Recently pharmaceutical industry has become increasingly aware of the need for the elderly be considered as a separate and unique medicare population. Though geriatric patients constitute a minor proportion of the population, its growth rate is high and hence will have a significant impact on the development of drug delivery systems. An inability or unwillingness to swallow solid dosage forms such as tablets and the poor taste of medicines are some of the important reasons for consumer dissatisfaction. Levocetirizine is a selective, long-acting peripheral H1 receptor antagonist, used in the treatment of Allergic rhinitis.

Ion exchange resins are water insoluble, cross linked polymer containing salt forming groups in repeating position on the polymer chain. The unique advantages of Ion exchange resins for complexation are due to the fixed positively or negatively charged functional groups attached to water insoluble polymer backbones. These groups have an affinity for positively charged counter ions, thus absorbing the ions into the polymer matrix. Since most of the drugs possess ionic sites in their molecules, the resins charge provides to loosely bind such drugs. The binding is generally an equilibrium process, resulting in continuous desorption or elution of the drug from the resin as a drug is absorbed into the body. Ion exchange resins are high molecular weight water insoluble polymers and so are not absorbed by the body and therefore inert and safe for oral use. The complex of cationic drugs and weak ion exchange resin does not break at the pH of saliva which is 6-7 with cation concentration in the stomach and pH , free drug is immediately released. This implies that while passing through the mouth the drug remains in complex form, thereby imparting no bitter taste in the mouth.

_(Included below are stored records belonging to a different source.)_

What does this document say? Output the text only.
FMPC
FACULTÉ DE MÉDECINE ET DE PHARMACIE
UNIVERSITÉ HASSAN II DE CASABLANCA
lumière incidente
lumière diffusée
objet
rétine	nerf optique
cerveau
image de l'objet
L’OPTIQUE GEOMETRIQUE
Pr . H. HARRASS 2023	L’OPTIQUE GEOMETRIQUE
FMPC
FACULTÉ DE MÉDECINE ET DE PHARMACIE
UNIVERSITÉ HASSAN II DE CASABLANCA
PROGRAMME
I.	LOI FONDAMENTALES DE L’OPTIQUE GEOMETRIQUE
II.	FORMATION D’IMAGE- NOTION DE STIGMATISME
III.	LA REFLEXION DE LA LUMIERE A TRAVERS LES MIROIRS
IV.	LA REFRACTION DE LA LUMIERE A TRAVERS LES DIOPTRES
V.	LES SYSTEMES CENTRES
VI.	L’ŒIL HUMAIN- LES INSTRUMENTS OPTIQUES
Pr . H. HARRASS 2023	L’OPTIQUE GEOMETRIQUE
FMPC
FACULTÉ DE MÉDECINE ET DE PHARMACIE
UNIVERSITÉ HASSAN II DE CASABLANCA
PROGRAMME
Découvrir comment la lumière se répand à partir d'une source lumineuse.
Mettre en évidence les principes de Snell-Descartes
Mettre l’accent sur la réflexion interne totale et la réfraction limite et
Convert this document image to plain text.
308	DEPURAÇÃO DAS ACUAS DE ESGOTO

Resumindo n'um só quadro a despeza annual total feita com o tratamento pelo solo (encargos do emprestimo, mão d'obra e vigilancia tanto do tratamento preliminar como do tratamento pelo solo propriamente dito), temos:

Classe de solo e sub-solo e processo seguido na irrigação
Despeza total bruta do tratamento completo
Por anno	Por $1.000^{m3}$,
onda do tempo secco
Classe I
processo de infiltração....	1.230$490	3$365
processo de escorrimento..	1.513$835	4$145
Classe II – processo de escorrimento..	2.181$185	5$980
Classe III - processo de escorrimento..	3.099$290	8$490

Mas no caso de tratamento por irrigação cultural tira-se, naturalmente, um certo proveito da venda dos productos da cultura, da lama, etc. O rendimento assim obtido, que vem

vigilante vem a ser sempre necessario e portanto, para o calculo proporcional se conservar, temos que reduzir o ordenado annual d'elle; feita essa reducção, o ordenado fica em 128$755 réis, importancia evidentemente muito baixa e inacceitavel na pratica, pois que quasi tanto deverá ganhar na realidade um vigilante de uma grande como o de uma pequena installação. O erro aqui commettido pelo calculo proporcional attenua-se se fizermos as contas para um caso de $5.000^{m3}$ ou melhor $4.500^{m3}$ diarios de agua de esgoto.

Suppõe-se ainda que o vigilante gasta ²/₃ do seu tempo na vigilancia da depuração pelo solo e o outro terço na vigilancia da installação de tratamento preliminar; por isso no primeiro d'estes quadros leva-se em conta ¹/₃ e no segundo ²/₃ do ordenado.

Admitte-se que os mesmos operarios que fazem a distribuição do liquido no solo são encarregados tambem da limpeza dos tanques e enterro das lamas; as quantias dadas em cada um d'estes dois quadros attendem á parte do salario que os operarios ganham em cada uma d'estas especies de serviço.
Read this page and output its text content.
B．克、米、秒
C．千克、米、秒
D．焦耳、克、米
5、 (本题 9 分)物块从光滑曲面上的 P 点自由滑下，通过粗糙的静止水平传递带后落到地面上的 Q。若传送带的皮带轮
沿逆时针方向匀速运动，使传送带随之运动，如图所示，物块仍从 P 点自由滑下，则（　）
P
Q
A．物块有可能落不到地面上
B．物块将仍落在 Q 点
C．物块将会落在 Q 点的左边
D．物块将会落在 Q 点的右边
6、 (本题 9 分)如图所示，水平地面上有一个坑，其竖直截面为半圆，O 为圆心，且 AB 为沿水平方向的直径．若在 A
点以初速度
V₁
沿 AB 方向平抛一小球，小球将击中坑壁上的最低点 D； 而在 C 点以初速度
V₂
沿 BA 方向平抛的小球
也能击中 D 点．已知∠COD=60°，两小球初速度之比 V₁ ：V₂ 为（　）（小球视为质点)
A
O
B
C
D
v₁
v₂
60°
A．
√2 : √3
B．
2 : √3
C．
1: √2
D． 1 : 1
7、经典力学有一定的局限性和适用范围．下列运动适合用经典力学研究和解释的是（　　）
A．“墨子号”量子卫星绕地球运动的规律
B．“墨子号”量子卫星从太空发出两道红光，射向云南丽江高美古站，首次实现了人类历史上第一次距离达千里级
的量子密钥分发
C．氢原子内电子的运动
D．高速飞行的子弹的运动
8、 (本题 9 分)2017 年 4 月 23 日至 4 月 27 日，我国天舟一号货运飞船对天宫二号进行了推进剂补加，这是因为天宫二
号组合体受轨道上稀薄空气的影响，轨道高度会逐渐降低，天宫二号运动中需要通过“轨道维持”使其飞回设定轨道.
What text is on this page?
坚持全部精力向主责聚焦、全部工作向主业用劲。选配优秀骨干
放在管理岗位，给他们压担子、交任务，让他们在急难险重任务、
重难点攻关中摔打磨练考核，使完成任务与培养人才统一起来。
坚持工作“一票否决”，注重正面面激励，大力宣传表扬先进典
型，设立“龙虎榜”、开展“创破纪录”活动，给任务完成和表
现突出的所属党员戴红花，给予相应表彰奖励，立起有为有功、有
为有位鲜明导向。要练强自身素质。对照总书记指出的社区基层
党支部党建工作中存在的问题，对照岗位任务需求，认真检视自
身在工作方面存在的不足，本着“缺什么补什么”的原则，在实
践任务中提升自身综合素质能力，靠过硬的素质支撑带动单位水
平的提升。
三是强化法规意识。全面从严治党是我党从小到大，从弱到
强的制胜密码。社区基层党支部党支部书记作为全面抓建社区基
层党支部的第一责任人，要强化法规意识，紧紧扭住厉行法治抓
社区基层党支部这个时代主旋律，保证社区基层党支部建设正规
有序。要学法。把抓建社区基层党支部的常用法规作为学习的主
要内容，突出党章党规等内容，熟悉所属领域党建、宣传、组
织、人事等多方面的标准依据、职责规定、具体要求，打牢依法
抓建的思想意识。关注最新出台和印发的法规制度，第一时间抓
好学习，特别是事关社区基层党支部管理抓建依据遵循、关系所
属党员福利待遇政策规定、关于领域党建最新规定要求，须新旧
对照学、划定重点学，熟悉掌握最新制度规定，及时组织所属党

This property was exploited to formulate consumer-friendly dosage forms i.e., oro dispersible tablets. These dosage forms are placed in the mouth and allowed to disperse in the saliva, to produce a suspension that can be easily swallowed by the patient. The advantage of this convenient administration has encouraged both academics and industries to generate new fast disintegrating formulations. Less frequently, they are designed to be absorbed through the buccal and esophageal mucosa as the saliva passes into the stomach. In the latter case, the bioavailability of a drug from fast dispersing formulations may be even greater than that observed for standard dosage forms. Lende et al. developed mouth desolving formulation of Astemizole using disintegrants such as Crosscarmellose, Crosspovidone and Indion 414 for antiallergic action. Likewise till now many attempts has been made for formulating oro dispersible tablets using Labetalol HCl, Croscarmellose sodium natural disintegrants, etc. each has their own advantages and disadvantages. These formulations become more popular when European Pharmacopoeia adopted the term “Oro dispersible Tablet” for the tablet to be placed in the mouth that disperses rapidly before swallowing.

The main objective of the study was to formulate taste masked oral dispersible tablets of Levocetirizine by direct compression technique and their evaluation. In the present work, an attempt was made to formulate taste masked Levocetirizine oro- dispersible tablet using different superdisintegrants (like Sodium starch glycolate, Avicel PH102 and Low Hydroxy Propyl Cellulose in variable concentrations by direct compression method. The fundamental principle used in the development of the fast-dissolving tablet is to enhance absorption and improve the bioavailability of the drug.